Wednesday, April 21, 2010

Sauce Hollandaise: Pour la Darcette

Darcy tweeted the other day that she was going to be cooking up some Julia Childs' recipes and thus also learning some French.
Here is a tried and true recipe for la sauce hollandaise, or as we call it chez moi, œuf sauce, or butter still: lardendaise sauce.  The recipe was taken from a book called Les Sauces, which is a compendium of nearly every sauce known to French cooking:

1 & 1/3 stick butter
3 egg yolks (throw the whites away or feed them to your dog)
2 Tbls water or dry white wine
1/4 tsp white pepper
ca. 2 Tbl lemon juice

Melt the butter in a pan then set aside (a microwave is fine too-just get it hot enough to melt).

Mix the egg yolks and the water or wine in a separate pan (I use a double boiler and this pan serves as a place to keep the sauce when finished). Whisk the yolks and the wine with one of those wire whips just until the yolks begin to thicken. This is why harsh direct heat should be avoided (they are worth having if you make lots of sauces). At this point, begin adding the melted butter little by little all while whisking. Add the lemon juice, pepper and a dash of salt according to taste.

If the sauce crashes (separates into oil and solids) remove from the heat immediately. It is sometimes possible to save the sauce by adding more white wine: the ethanol in the wine acts as an emulsifier, helping to mix the oil from the butter with the protein/water from the egg.

This recipe makes enough for 4 people on a diet. Scale accordingly.

bon appetit!


  1. Hollandaise! Mmmmmm!

    I went to chef school decades ago, at night after the usual work day. I thought that chopping a bushel of veggies into fine particles every night would work off the frustrations of having been dumped by a woman I was dating.

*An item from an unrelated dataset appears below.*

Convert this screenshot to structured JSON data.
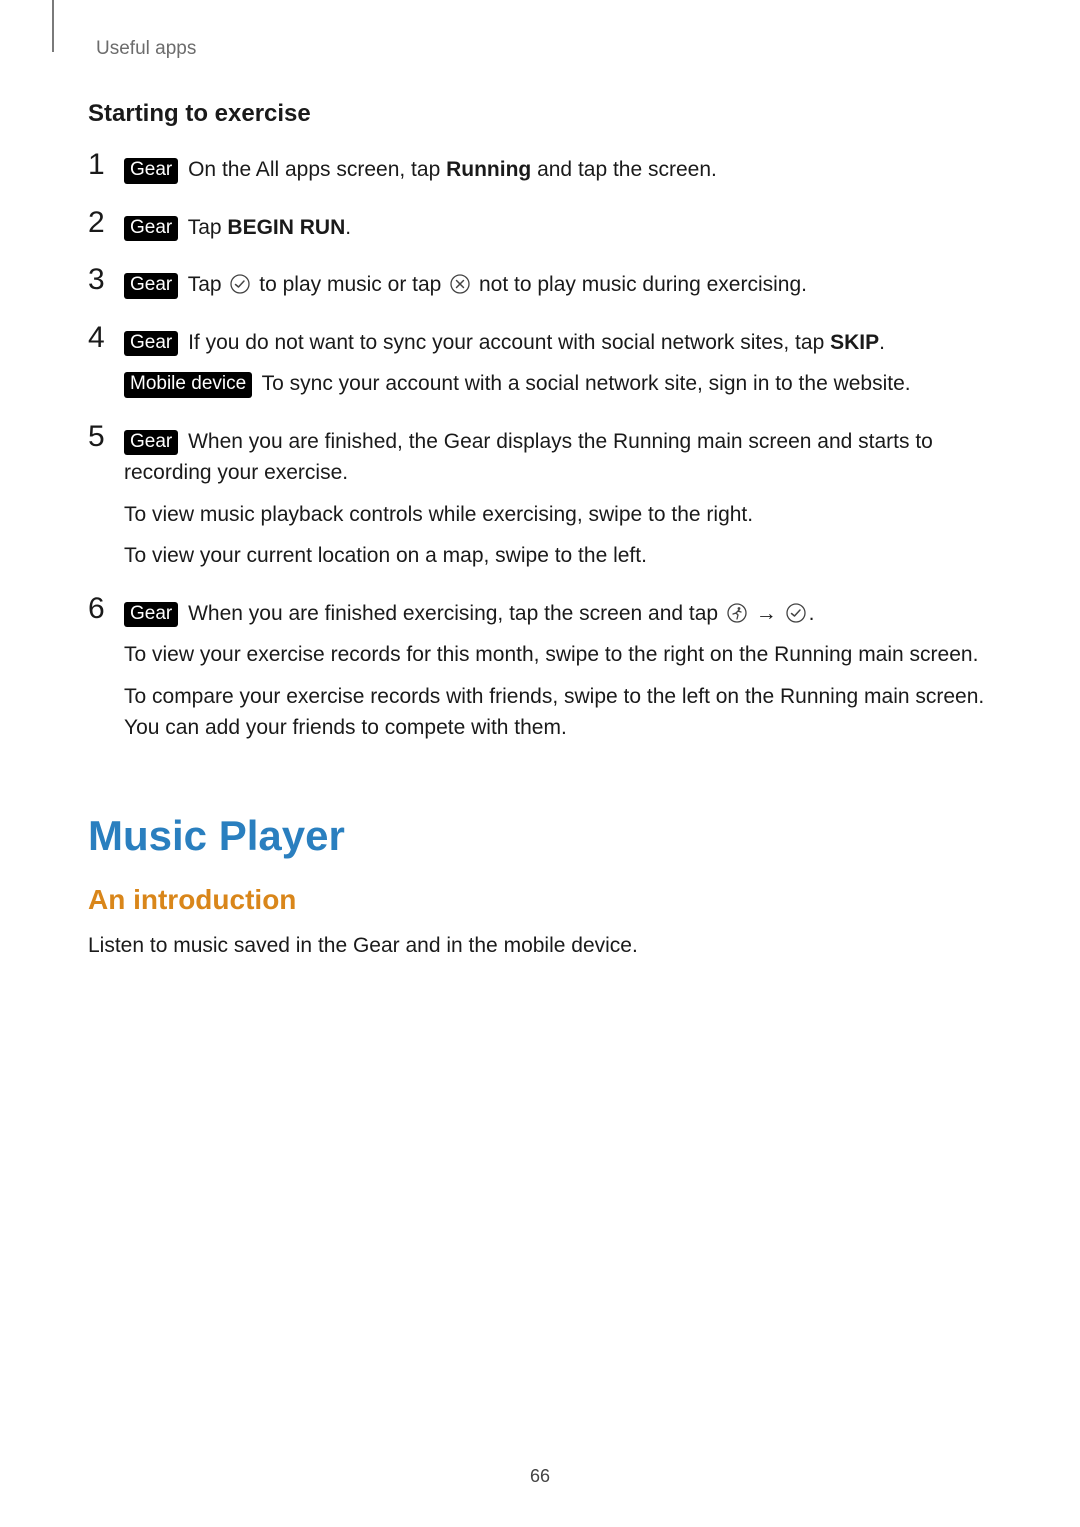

    Turned out to be a great deal of work, and a hell of a lot of fun. I never worked as a chef. My home has been the preferred venue for family gatherings for a long time.

    Hollandaise came first and is considered the mother of the warm emulsified sauces. Béarnaise is the best known and certainly best loved variation.

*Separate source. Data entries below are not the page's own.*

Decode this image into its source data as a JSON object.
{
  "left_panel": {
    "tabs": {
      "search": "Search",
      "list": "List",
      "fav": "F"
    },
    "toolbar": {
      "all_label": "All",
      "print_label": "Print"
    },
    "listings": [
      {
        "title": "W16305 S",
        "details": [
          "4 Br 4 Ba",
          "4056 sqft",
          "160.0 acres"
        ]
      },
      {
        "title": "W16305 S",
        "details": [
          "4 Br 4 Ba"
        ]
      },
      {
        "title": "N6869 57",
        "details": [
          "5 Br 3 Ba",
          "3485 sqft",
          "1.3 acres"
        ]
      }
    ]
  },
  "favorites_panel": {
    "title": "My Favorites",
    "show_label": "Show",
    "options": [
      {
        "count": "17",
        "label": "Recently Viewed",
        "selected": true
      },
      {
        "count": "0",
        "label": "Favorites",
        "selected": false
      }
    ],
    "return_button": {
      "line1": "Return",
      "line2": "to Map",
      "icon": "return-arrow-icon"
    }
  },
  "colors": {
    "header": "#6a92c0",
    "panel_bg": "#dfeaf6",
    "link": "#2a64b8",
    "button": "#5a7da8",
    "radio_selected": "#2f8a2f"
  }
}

    Béarnaise sauce substitutes vinegar for the water, and adds shallots, tarragon, chervil, and (sometimes) parsley, thyme, bay leaf, and cayenne pepper. It is most often served with grilled meat or fish.

    Among the variations of hollandaise are Mousseline Sauce (with cream added), Maltaise Sauce (with orange juice and zest), Mikado Sauce (with tangerine juice and zest), mustard sauce (with white mustard). There are also versions with horseradish, anchovies, or capers. Among the descendants of béarnaise sauce are Choron Sauce (with tomato), Valois Sauce (with veal stock), and Paloise Sauce (with mint instead of tarragon).

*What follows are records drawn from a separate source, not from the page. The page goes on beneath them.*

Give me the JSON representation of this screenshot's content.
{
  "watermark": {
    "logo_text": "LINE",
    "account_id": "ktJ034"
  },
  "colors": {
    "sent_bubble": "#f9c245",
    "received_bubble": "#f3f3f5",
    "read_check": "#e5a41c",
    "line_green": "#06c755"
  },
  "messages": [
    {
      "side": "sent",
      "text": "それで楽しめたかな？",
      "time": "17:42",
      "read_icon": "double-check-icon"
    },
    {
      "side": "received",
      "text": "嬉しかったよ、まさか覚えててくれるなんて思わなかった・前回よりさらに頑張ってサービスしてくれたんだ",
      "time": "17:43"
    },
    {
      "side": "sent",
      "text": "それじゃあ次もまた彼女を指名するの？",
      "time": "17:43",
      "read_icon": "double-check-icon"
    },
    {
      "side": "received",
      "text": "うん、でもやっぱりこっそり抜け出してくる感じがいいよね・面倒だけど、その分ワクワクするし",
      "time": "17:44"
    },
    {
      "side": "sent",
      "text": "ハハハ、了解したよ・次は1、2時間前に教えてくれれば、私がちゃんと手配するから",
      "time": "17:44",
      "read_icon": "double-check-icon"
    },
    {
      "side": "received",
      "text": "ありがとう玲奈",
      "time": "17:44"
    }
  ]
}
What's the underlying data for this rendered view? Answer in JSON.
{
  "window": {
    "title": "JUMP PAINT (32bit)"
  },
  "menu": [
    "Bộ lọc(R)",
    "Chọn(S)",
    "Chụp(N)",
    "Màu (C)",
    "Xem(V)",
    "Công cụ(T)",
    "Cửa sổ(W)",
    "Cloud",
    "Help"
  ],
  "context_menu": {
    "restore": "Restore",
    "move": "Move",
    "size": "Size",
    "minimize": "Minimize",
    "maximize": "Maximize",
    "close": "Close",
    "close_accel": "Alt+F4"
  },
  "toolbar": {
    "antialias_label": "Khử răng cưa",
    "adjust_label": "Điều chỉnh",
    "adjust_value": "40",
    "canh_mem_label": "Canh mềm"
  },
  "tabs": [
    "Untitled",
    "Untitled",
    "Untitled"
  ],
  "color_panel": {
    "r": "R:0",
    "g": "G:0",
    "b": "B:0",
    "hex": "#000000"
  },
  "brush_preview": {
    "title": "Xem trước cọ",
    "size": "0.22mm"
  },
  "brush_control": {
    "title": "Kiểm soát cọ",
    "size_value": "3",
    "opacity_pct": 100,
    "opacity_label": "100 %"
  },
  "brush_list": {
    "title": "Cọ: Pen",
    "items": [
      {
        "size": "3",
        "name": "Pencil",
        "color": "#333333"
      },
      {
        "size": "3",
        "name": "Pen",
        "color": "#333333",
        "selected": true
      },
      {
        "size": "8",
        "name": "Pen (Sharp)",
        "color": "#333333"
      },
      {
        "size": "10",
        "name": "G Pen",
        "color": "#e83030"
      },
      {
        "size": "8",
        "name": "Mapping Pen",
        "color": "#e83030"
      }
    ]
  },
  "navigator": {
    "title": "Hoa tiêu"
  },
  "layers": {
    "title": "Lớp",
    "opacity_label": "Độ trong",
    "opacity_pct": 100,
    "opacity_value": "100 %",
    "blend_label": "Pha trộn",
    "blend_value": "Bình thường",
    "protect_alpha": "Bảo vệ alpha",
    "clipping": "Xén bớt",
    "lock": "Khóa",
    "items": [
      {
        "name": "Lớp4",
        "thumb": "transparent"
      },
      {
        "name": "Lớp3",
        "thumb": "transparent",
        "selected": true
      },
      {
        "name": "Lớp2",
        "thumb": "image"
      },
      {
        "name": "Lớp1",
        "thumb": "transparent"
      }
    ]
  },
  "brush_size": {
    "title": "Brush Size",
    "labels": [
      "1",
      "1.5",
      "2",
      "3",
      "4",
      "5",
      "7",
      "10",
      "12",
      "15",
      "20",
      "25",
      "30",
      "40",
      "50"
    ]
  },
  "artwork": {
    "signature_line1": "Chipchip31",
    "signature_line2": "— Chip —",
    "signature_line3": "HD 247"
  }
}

    You'll probably "break" the sauce the first time you make it. It will still taste good, but won't look very appealing. Breaking the sauce means that it separated, as El Pollo pointed out.

    It can be repaired if it breaks. Heat a tablespoon or two of cream in a fresh pan; slowly whisk in the broken sauce over low heat. Presto fixo!

    Reading any book by Julia Child is a good way to start cooking. So is watching the food channel and experiment with what you've seen.

    My favorite French cook book is the classic Escoffier Cook Book. Not difficult, but properly detailed.

    Jacques Pepin's books are the gold standard. Try La Technique as a start.

    Happy dining! Don't get all micro-managey about recipes; just use good ingredients and go for it.

  2. Wow! I did miss this. Was really busy at work. You guys are amazing. And I've tried to make hollandaise sauce before because I love it? But I wasn't successful.

    Going to try this!! *hugs*

  3. I want to try making hollandaise with cayenne pepper instead of white pepper sometime just for the heat value.

  4. Darcy, one way to "cheat" is to use a blender. You can put the melted butter in first and use the heat of the butter to cook the egg yolks just enough. I've never done it myself but I've tasted the result and it's OK.

    One think is for sure: hollandaise packaged mixes suck big time as do restaurants which use them (and I can always taste the difference).